Todo nordestino tem uma história sobre festa junina para contar. As lembranças tem o sabor do nosso “pratim”, tem o som do triângulo, da sanfona e da zabumba, tem o gosto do beijo roubado na paquera, tem o suor das mãos entrelaçadas com as do seu par na quadrilha e até o gosto amargo da ressaca de pinga no outro dia. Ô saudade!

São dois anos consecutivos sem o verdadeiro espetáculo do sertão e, se você é nordestino, posso garantir que seu coração anda saudoso também. Mas posso ser sincero?

Saudade mesmo eu tenho é de ver meu povo com saúde e feliz, independente da época do ano, porque não tem festa junina, carnaval ou réveillon que tire a tristeza, a indignação, a raiva e o peso de 500 mil mortos por uma doença que já tem vacina.

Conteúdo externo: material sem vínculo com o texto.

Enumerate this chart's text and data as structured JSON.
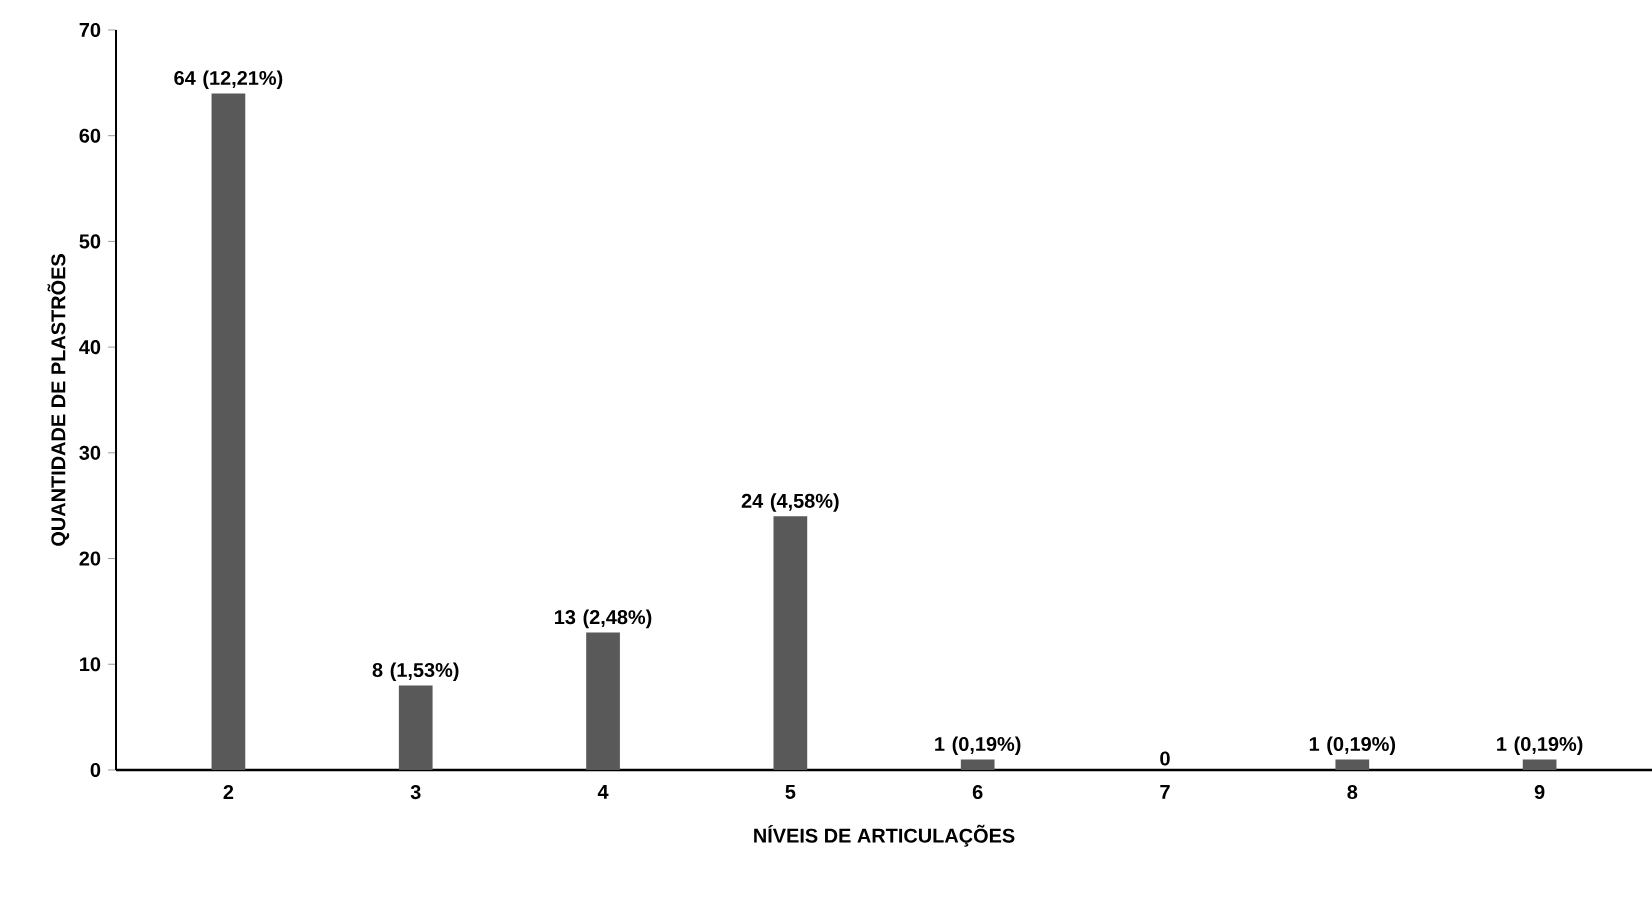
{
  "chart_data": {
    "type": "bar",
    "xlabel": "NÍVEIS DE ARTICULAÇÕES",
    "ylabel": "QUANTIDADE DE PLASTRÕES",
    "categories": [
      "2",
      "3",
      "4",
      "5",
      "6",
      "7",
      "8",
      "9"
    ],
    "values": [
      64,
      8,
      13,
      24,
      1,
      0,
      1,
      1
    ],
    "value_labels": [
      "64 (12,21%)",
      "8 (1,53%)",
      "13 (2,48%)",
      "24 (4,58%)",
      "1 (0,19%)",
      "0",
      "1 (0,19%)",
      "1 (0,19%)"
    ],
    "color": "#595959",
    "ylim": [
      0,
      70
    ],
    "yticks": [
      0,
      10,
      20,
      30,
      40,
      50,
      60,
      70
    ],
    "grid": false
  }
}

No Arraiá da Covid, é o Governo da Morte quem anda fazendo a festa. Tem de tudo! Barracas do negacionismo, da ignorância, da corrupção, da cloroquina, da falta de compromisso com a saúde pública; fogueira para queimar provas, prêmios no bingo para quem ler menos e-mails de oferta de vacinas, casamento matuto de pastores e políticos, quadrilha de milicianos dançando solta por aí e, no lugar do arrasta pé, inúmeras mãos arrastando o nosso dinheiro.

É cansativo pensar sobre tudo isso, eu sei, e é exatamente isso que querem de nós: apatia, desânimo e tristeza para nos imobilizar, para que paremos de lutar. Mas se você é um bom matuto como eu, sabe bem que sertanejo não foge da luta, nem arrega da vitória. Portanto, mantenha a sua fogueira da responsabilidade acesa, cuide de si e dos outros, vista-se de máscaras de proteção (elas combinam com chapéu de palha e roupa xadrez também), sossegue o facho em casa e não vá a festas clandestinas.

Ano que vem, com fé em São João Batista, a gente explode em brilho, colore o céu de bandeirolas, dança colado o forró dos vacinados e se esbalda em milho cozido, mungunzá e pamonha, festa e religião, fartura e colheita. Em 2021, não. Cuide-se! Vacine-se!

*Esse texto reflete, exclusivamente, a opinião do autor.